By Elena del Valle
Photos by Gary Cox
Fontainebleau Castle from the gate
During a spring trip to Paris, France we visited the nearby town of Fontainebleau, in the Seine-et-Marne Department (www.turisme77.co.uk and www.paris-whatelse.com), known for its former royal residence and forest. There was too much to see in one day so we spent the night at La Demeure du Parc, a boutique hotel established in late 2015 that was conveniently located within easy walking distance from Fontainebleau Castle.
During our tour we walked past one of the water fountains named for Diana
Since our time was short and it was our first visit to the area we took advantage of the opportunity of a guided tour in English. We met Véronique Villalba (firstname.lastname@example.org), our licensed guide, at 10 a.m. in front of the castle for Les Grands Appartements Tour, a private two-hour visit of Fontainebleau. A graduate of the University of Nanterre specializing in art history she had 10 years of experience as a guide. It was her friendly demeanor and passion for history that brought the former castle stories to life and made our morning activity memorable.
The interior design varied according to the time period of construction.
When I asked her why the historic attraction was special she explained that it was the sole castle that housed French kings for more than eight centuries (taking into account an interruption due to the Hundred Years’ War). In contrast, she explained, Versailles only served that purpose for four centuries and the Louvre had only become a royal home 650 years earlier.
One of the characteristics worth noting was that the castle retained period furniture
Fontainebleau Castle, established circa 1137, was large. The fortified complex occupied 46,500 square meters of space in 13 floors, which included 1,536 rooms. Of those, 6,000 square meters were open to the public. It had 130 hectares of parks and gardens with 42,500 plants, and employed 135 staff. Despite the chilly and rainy weather we encountered it was by no means devoid of visitors. On the plus side, with only 470,000 visitors in 2015 it was a much more serene attraction than the Louvre or Versailles, both of which had millions of visitors a year each.
The Grand Salon de l’Imperatrice
The attraction itself was made up of a hodgepodge of buildings, improved and modified on the whims and budget strings of its powerful owners over the years. Despite our brief visit we toured interior and exterior areas. That the interior rooms were frequently furnished with original pieces, she explained, lent the castle a notable ambiance absent in other castles and palaces where the furniture and art had been sold years earlier.

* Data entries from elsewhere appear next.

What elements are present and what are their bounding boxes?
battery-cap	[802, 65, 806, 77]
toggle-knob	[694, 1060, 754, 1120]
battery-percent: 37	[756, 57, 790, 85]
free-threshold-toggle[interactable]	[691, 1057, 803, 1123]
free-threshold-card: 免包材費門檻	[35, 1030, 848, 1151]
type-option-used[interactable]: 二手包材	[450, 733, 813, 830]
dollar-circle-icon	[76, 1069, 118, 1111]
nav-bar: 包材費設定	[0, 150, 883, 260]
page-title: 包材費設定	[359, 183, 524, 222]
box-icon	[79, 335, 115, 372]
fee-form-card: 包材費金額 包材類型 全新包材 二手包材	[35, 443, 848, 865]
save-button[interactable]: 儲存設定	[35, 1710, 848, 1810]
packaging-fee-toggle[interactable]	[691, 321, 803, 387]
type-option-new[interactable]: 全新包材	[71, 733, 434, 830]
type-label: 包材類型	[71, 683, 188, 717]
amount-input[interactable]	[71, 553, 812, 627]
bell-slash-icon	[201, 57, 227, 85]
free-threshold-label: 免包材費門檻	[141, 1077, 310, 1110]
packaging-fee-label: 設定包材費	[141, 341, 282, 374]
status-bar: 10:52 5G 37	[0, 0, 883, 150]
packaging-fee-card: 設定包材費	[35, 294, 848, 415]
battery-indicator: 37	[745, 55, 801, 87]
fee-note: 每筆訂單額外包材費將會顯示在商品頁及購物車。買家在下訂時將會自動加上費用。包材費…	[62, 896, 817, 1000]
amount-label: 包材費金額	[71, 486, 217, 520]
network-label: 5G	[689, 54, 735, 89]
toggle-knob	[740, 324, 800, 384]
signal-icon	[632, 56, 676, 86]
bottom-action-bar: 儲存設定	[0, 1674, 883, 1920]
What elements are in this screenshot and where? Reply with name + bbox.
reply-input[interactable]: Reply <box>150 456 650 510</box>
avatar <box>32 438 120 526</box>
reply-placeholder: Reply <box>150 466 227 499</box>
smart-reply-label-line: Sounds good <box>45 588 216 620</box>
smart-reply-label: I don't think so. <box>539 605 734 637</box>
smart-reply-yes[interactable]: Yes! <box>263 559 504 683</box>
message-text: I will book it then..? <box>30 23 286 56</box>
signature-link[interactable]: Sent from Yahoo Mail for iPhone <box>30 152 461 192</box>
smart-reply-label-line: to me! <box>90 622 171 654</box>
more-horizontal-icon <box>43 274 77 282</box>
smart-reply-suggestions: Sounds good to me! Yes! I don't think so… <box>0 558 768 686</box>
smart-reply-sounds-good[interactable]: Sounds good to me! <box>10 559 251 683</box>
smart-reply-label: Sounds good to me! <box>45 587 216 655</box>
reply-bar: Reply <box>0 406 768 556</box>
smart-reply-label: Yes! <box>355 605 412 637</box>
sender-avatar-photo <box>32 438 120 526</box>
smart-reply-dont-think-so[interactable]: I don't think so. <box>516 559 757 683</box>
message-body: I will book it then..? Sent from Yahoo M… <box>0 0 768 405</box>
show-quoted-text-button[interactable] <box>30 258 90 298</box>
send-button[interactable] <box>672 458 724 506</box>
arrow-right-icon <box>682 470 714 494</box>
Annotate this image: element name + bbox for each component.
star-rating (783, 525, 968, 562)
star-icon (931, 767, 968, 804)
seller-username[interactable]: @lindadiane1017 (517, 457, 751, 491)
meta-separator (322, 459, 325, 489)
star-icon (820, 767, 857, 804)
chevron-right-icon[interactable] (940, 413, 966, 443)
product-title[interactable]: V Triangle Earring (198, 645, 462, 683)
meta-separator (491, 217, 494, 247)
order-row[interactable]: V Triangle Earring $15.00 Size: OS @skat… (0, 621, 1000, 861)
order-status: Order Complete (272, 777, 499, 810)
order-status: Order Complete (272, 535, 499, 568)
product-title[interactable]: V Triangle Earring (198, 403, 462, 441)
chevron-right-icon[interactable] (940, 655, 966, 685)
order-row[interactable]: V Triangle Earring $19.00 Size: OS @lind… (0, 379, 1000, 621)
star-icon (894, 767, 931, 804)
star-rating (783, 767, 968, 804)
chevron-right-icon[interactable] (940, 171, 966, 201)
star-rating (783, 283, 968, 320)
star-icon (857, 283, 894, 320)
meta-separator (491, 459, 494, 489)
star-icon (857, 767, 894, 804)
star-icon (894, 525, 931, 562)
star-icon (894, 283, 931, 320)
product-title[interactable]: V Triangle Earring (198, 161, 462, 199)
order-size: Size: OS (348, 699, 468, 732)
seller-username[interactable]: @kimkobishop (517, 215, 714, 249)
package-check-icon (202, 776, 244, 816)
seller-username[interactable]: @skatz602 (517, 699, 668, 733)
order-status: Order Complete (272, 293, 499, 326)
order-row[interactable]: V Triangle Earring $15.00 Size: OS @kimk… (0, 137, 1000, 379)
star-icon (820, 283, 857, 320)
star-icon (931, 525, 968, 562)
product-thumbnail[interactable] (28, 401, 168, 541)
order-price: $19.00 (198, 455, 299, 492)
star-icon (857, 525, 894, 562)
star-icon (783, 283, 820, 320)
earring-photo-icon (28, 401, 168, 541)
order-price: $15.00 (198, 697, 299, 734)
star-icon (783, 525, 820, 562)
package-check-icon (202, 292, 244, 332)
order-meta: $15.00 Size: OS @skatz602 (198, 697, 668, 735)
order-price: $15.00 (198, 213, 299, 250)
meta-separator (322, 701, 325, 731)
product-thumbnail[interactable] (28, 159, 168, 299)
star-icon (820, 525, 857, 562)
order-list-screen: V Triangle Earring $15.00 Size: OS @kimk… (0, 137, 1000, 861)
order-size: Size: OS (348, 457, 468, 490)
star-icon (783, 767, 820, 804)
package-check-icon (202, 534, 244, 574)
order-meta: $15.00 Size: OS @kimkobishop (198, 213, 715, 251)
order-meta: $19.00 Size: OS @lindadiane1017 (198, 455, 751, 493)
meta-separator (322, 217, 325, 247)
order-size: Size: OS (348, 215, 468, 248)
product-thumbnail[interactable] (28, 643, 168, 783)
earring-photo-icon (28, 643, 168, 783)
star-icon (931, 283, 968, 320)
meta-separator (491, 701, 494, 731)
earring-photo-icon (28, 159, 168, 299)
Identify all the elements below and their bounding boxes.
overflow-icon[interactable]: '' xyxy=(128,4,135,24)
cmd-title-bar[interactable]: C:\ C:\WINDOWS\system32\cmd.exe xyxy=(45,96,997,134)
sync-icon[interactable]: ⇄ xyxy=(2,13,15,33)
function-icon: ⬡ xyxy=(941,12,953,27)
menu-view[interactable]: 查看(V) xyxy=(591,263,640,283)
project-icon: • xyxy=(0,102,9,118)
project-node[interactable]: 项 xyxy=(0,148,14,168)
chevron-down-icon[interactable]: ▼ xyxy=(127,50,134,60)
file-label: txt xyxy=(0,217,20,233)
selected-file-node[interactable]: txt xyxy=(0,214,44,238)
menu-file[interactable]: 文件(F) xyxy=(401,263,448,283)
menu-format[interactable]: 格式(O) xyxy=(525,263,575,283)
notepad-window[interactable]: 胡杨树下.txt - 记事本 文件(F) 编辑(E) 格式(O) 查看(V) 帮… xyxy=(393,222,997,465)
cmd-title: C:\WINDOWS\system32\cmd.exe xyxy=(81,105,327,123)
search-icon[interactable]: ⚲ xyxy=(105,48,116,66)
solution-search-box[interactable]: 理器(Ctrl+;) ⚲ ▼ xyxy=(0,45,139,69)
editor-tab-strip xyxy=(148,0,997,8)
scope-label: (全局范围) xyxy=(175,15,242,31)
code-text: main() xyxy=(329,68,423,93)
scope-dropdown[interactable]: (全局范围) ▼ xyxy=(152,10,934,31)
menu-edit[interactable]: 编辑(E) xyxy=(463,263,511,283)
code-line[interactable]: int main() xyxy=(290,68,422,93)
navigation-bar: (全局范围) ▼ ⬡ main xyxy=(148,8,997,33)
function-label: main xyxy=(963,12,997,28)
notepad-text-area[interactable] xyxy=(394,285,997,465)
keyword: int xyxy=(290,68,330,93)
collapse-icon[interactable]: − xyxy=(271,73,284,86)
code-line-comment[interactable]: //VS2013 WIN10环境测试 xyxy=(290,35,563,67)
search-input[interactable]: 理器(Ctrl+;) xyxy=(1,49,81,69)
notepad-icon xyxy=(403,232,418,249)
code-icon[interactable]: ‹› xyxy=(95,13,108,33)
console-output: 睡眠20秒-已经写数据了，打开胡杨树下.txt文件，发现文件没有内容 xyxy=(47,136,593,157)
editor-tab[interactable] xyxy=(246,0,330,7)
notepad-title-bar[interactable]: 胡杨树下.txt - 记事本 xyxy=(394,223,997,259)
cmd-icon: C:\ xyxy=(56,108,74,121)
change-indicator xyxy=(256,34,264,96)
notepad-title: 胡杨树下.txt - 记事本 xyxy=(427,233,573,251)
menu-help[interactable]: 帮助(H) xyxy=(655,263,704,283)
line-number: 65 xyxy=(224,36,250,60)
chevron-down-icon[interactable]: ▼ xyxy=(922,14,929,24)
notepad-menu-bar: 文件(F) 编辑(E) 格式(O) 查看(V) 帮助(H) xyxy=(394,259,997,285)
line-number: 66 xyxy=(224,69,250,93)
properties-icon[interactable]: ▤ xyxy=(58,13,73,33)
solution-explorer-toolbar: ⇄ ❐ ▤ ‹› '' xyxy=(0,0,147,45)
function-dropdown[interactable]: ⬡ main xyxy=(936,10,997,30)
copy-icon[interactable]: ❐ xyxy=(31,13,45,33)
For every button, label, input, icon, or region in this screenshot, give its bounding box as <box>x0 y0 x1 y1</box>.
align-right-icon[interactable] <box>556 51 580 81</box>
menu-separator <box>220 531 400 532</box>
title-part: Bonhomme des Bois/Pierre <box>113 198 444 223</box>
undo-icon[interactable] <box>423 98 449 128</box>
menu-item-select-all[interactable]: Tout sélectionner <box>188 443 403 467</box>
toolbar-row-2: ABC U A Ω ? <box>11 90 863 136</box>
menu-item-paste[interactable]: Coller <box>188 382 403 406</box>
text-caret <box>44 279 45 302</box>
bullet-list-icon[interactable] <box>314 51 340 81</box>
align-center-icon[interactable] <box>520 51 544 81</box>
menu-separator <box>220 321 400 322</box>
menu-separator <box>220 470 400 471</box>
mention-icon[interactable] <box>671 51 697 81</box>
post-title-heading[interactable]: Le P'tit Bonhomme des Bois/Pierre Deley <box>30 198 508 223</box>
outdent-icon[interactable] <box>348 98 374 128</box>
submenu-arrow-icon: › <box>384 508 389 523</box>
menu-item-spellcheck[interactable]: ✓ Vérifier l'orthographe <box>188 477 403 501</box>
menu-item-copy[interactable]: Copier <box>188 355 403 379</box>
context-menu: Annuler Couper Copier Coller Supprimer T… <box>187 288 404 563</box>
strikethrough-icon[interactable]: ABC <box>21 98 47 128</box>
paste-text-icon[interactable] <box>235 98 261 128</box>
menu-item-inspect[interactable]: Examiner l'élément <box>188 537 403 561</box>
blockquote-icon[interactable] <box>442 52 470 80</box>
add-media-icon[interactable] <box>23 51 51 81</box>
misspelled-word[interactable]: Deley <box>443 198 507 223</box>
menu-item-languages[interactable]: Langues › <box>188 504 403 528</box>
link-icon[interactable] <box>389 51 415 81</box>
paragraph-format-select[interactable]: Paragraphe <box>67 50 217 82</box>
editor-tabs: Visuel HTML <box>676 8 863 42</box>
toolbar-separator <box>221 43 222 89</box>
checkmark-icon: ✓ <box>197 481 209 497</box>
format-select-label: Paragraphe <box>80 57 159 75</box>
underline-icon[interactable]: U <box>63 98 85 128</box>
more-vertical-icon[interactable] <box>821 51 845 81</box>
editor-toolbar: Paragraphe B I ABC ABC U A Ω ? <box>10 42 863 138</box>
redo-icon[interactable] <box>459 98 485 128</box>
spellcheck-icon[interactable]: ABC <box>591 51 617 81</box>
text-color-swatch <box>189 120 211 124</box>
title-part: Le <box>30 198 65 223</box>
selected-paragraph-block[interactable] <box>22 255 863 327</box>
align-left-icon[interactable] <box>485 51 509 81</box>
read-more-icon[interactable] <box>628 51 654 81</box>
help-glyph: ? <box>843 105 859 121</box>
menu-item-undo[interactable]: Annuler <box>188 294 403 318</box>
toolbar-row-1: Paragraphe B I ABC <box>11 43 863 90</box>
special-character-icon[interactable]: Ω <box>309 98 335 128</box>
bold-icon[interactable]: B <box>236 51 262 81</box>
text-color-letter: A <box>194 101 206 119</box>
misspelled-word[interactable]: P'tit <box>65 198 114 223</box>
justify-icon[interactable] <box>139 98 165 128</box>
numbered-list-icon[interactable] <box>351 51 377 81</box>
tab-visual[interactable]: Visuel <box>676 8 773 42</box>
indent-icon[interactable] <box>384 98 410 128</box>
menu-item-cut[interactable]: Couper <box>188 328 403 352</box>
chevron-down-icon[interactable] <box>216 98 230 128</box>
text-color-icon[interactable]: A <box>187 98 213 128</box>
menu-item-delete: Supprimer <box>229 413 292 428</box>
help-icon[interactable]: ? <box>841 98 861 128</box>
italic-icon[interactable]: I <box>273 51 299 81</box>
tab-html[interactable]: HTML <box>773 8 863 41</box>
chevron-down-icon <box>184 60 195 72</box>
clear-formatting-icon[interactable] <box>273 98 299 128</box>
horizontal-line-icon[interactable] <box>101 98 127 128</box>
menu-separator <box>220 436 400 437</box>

The Chapelle de la Trinité
We visited the Royal apartments, Renaissance Rooms, one of Marie Antoinette’s Boudoirs, Francis I Gallery, Galerie de Diane, Chapel of the Trinity, Chapelle basse Saint-Saturnin (only the upper level). We saw many of the masterpieces: The Duke of Orléans Commemorative Wedding Cabinet, Charlemagne in the Guise of Henry IV (in the Chapelle de la Trinité), The Royal Elephant (in the Galerie François Ier), Alexander Taming Bucephalus (in the Galerie François Ier), Odyssey Cabinet (in the Ancienne Chambre de la Reine), Beneman Commode (in la Nouvelle Chambre de la Reine), Marie Antoinette’s Bed, Napoleon’s Throne. Outside we walked through or caught a glimpse of its gardens and courtyards (sometimes from a distance): Cour Ovale, Cour de la Fontaine Cour d’Honneur, Cour des Offices, Grand Parterre (created by André Le Nôtre and Louis Le Vau and said to be Louis XIV’s greatest architectural achievement at Fontainebleau), Jardin Anglais, Jardin de Diane, Grotte des Pins, Pavillion de l’Étang, and Park. Should I return to Fontainebleau I would enjoy another visit to the castle, especially in the company of Véronique Villalba, for further discovery and leisurely exploration, including time in its gardens if the weather is clear.